How do you find the bad seeds in the middle of the 10 volume run of La caricature? Answer: using the new index to the magazine, recently published by Alan Wofsy Fine Arts.
Auguste Bouquet. La Poire et ses Pépins. Paris: Chez Aubert, Galerie Véro-Dodat, 1833; in La Caricature: journal fondé et dirigé / par C. Philipon (Paris: Aubert, 1830-1835). 10 v. Graphic Arts Collection (GAX) Oversize 2009-0240Q
La Caricature, 1830-1835: lithographies complètes: an illustrated catalogue raisonné of the lithographs / general editor and designer: Corine Labridy-Stofle (San Francisco: Alan Wofsy Fine Arts, 2017). Graphic Arts: Reference Collection (GARF) Oversize NC1498 .C3 2017q
La Caricature” was the 19th century equivalent and the precursor of Charlie Hebdo. The editor Charles Philipon employed the major satirical artists of the mid-19th century notably Daumier, Grandville, E. Forest, Charlet, Bellangé, Traviès, Raffet and Gavarni. It appeared for five years, between 1830-1835. The main subjects of the caricatures were Louis-Philippe and his entourage of July Monarchy politicians. Louis-Philippe, son of the Duke of Orléans, came to power after the 1830 Revolution as the Citizen King. However, he was not amused by the caricatures and once put Daumier in prison for 6 months, before suppressing the whole publication in 1835. He became more and more authoritarian and was finally forced to abdicate during the 1848 Revolution.
The plates are numbered 1-524, but approximately 62 are double sheets so there are actually 462 separate prints. Georges Vicaire catalogued the 251 issues and 524 plates in 1895. However they have never been reproduced in a catalogue, nor has there been an English language discussion or catalogue of the corpus of prints.

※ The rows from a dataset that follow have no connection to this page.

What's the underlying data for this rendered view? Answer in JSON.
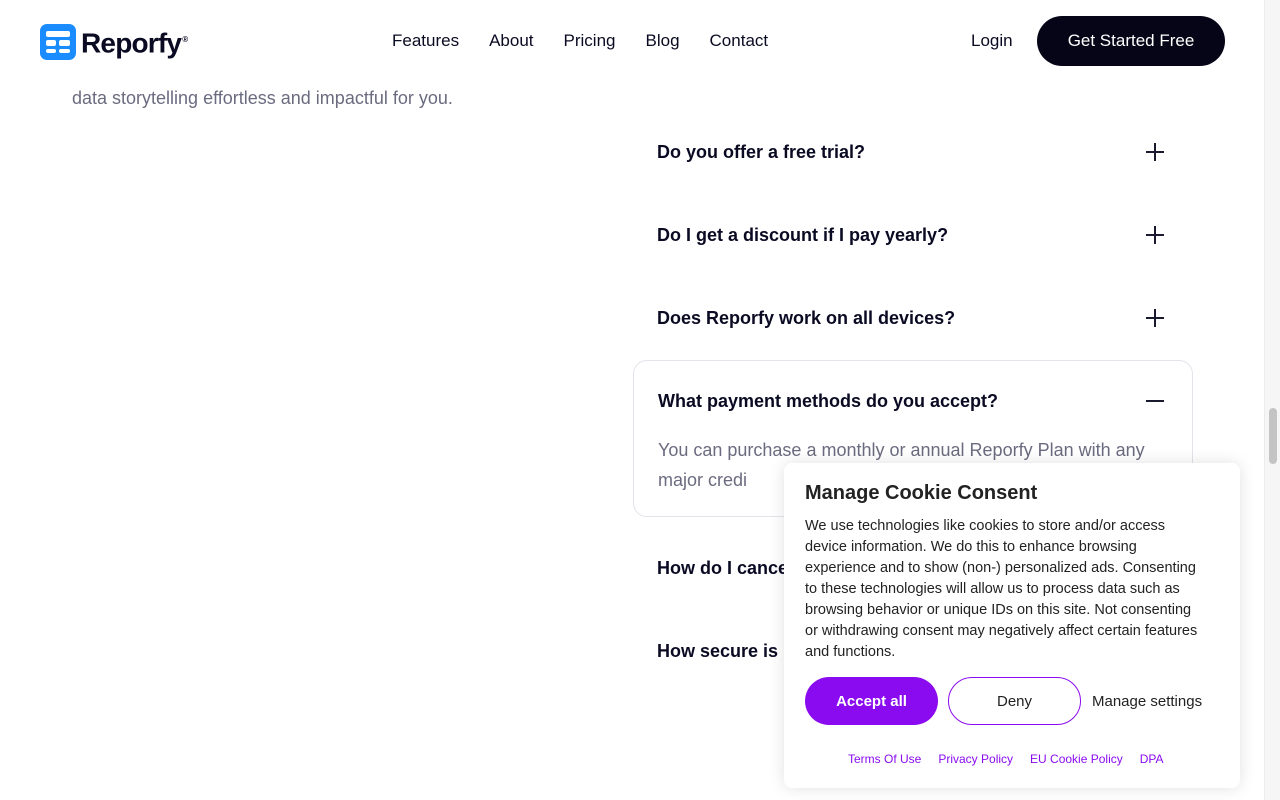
{
  "brand": {
    "name": "Reporfy",
    "registered": "®",
    "color": "#1a8cff"
  },
  "nav": {
    "items": [
      "Features",
      "About",
      "Pricing",
      "Blog",
      "Contact"
    ],
    "login": "Login",
    "cta": "Get Started Free"
  },
  "intro": {
    "tail": "data storytelling effortless and impactful for you."
  },
  "faq": {
    "items": [
      {
        "question": "Do you offer a free trial?",
        "expanded": false
      },
      {
        "question": "Do I get a discount if I pay yearly?",
        "expanded": false
      },
      {
        "question": "Does Reporfy work on all devices?",
        "expanded": false
      },
      {
        "question": "What payment methods do you accept?",
        "expanded": true,
        "answer": "You can purchase a monthly or annual Reporfy Plan with any major credi"
      },
      {
        "question": "How do I cance",
        "expanded": false
      },
      {
        "question": "How secure is",
        "expanded": false
      }
    ],
    "icons": {
      "collapsed": "plus-icon",
      "expanded": "minus-icon"
    }
  },
  "cookie": {
    "title": "Manage Cookie Consent",
    "body": "We use technologies like cookies to store and/or access device information. We do this to enhance browsing experience and to show (non-) personalized ads. Consenting to these technologies will allow us to process data such as browsing behavior or unique IDs on this site. Not consenting or withdrawing consent may negatively affect certain features and functions.",
    "accept": "Accept all",
    "deny": "Deny",
    "manage": "Manage settings",
    "links": [
      "Terms Of Use",
      "Privacy Policy",
      "EU Cookie Policy",
      "DPA"
    ],
    "accent": "#8a0bf0"
  }
}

All of the works are described in French and English and are arranged in the order they appeared in the original publication. There is an index by artist and the catalogue by Georges Vicaire from 1895 is also included. Many of the artists contributed anonymously and were not identified by Vicaire but are now identified. Where there were not descriptions of the plates in the original publication (about 60 of the 462), this new edition now provides descriptions in French.